Learning analytics is an active area of the research field of online education and Technology Enhanced 
Learning (TEL). It applies analysis techniques to the education data stream in order to achieve several 
objectives. These objectives mainly aim to intervene and predict learners' performance in pursuance of 
enhancing the learning context and its environment. Higher Education (HE) and online course 
institutions are looking at learning analytics with an interest in improving retention and decreasing the 
total dropout rate (Slade & Galpin, 2012). However, ethical issues emerge while applying learning 
analytics in educational data sets (Greller & Drachsler, 2012).
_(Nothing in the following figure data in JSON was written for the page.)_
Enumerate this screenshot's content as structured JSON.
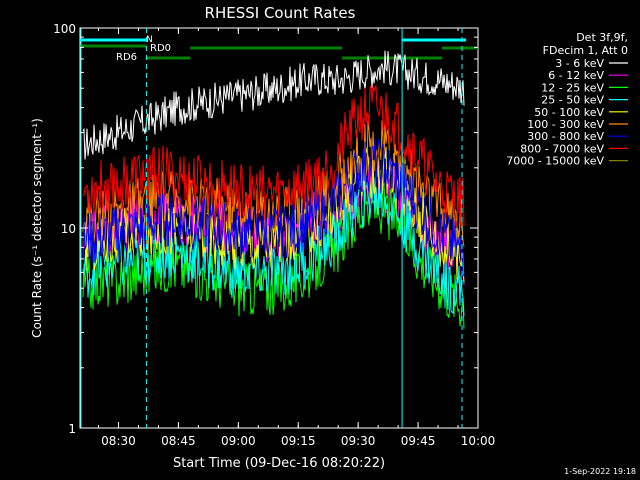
{
  "chart_data": {
    "type": "line",
    "title": "RHESSI Count Rates",
    "xlabel": "Start Time (09-Dec-16 08:20:22)",
    "ylabel": "Count Rate (s⁻¹ detector segment⁻¹)",
    "yscale": "log",
    "ylim": [
      1,
      100
    ],
    "xlim": [
      "08:20:22",
      "10:00:00"
    ],
    "x_ticks": [
      "08:30",
      "08:45",
      "09:00",
      "09:15",
      "09:30",
      "09:45",
      "10:00"
    ],
    "y_ticks": [
      "1",
      "10",
      "100"
    ],
    "footer": "1-Sep-2022 19:18",
    "info_lines": [
      "Det 3f,9f,",
      "FDecim 1, Att 0"
    ],
    "x": [
      "08:21",
      "08:25",
      "08:30",
      "08:35",
      "08:40",
      "08:45",
      "08:50",
      "08:55",
      "09:00",
      "09:05",
      "09:10",
      "09:15",
      "09:20",
      "09:25",
      "09:28",
      "09:31",
      "09:34",
      "09:37",
      "09:40",
      "09:43",
      "09:46",
      "09:49",
      "09:52",
      "09:55",
      "09:57"
    ],
    "series": [
      {
        "name": "3 - 6 keV",
        "color": "#ffffff",
        "values": [
          26,
          28,
          30,
          33,
          36,
          40,
          42,
          44,
          46,
          48,
          50,
          54,
          56,
          55,
          57,
          60,
          62,
          64,
          62,
          60,
          58,
          56,
          54,
          52,
          50
        ]
      },
      {
        "name": "6 - 12 keV",
        "color": "#ff00ff",
        "values": [
          9,
          9.5,
          10,
          11,
          11.5,
          11,
          10.5,
          10,
          9.5,
          9,
          9,
          9.5,
          10.5,
          12,
          14,
          16,
          17,
          16,
          14,
          12,
          10,
          9,
          8,
          7.5,
          7
        ]
      },
      {
        "name": "12 - 25 keV",
        "color": "#00ff00",
        "values": [
          5,
          5.5,
          5.5,
          6,
          6.5,
          6.5,
          6,
          5.5,
          5,
          5,
          5,
          5.5,
          6.5,
          8,
          10,
          12,
          13,
          12.5,
          11,
          9,
          7,
          6,
          5,
          4.5,
          4.2
        ]
      },
      {
        "name": "25 - 50 keV",
        "color": "#00ffff",
        "values": [
          6,
          6.5,
          6.5,
          7,
          7.5,
          7.5,
          7,
          6.5,
          6,
          6,
          6,
          6.5,
          7.5,
          9,
          11.5,
          13.5,
          14.5,
          14,
          12,
          10,
          8,
          6.5,
          5.5,
          5,
          4.8
        ]
      },
      {
        "name": "50 - 100 keV",
        "color": "#ffff00",
        "values": [
          8,
          8.5,
          9,
          9.5,
          10,
          10,
          9.5,
          9,
          8.5,
          8.5,
          8.5,
          9,
          10.5,
          12.5,
          15.5,
          18,
          19.5,
          19,
          17,
          14,
          11.5,
          9.5,
          8,
          7.5,
          7
        ]
      },
      {
        "name": "100 - 300 keV",
        "color": "#ff8c00",
        "values": [
          11,
          11.5,
          12,
          13,
          14,
          14,
          13.5,
          13,
          12.5,
          12,
          12,
          12.5,
          14,
          17,
          21,
          24,
          26,
          25,
          22,
          19,
          16,
          13.5,
          12,
          11,
          10.5
        ]
      },
      {
        "name": "300 - 800 keV",
        "color": "#0000ff",
        "values": [
          8.5,
          9,
          9.5,
          10,
          11,
          11,
          10.5,
          10,
          9.5,
          9.5,
          9.5,
          10,
          11.5,
          14,
          17,
          20,
          21,
          20,
          18,
          15,
          12.5,
          10.5,
          9,
          8,
          7.5
        ]
      },
      {
        "name": "800 - 7000 keV",
        "color": "#ff0000",
        "values": [
          15,
          16,
          17,
          18,
          19,
          18,
          17,
          16,
          15.5,
          15,
          15,
          16,
          18,
          23,
          30,
          37,
          40,
          38,
          33,
          27,
          22,
          18,
          15.5,
          14,
          13
        ]
      },
      {
        "name": "7000 - 15000 keV",
        "color": "#808000",
        "values": [
          null,
          null,
          null,
          null,
          null,
          null,
          null,
          null,
          null,
          null,
          null,
          null,
          null,
          null,
          null,
          null,
          null,
          null,
          null,
          null,
          null,
          null,
          null,
          null,
          null
        ]
      }
    ],
    "attenuator_bars": [
      {
        "label": "RD0",
        "color": "#008000"
      },
      {
        "label": "RD6",
        "color": "#008000"
      },
      {
        "label": "N",
        "color": "#00ffff"
      }
    ],
    "intervals": [
      "08:37",
      "09:41",
      "09:56"
    ]
  }
}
At the first International Conference on 
Learning Analytics and Knowledge (LAK 'll), held in Banff, Alberta, Canada in 2011, participants agreed 
that learning analytics raises issues relevant to ethics and privacy and "it could be construed as 
eavesdropping" (Brown, 2011). The massive data collection and analysis of these educational data sets 
can lead to questions related to ownership, transparency, and privacy of data. These issues are not 
unique to the education sector only, but can be found in the human resource management and health 
sectors (Cooper, 2009). At its key level, learning analytics involves tracking students' steps in learning 
environments, such as videos of MOOCs (Wachtler, Khalil, Taraghi & Ebner, 2016), in the interest of 
identifying who are the students "at risk," or to help students with decisions about their futures. 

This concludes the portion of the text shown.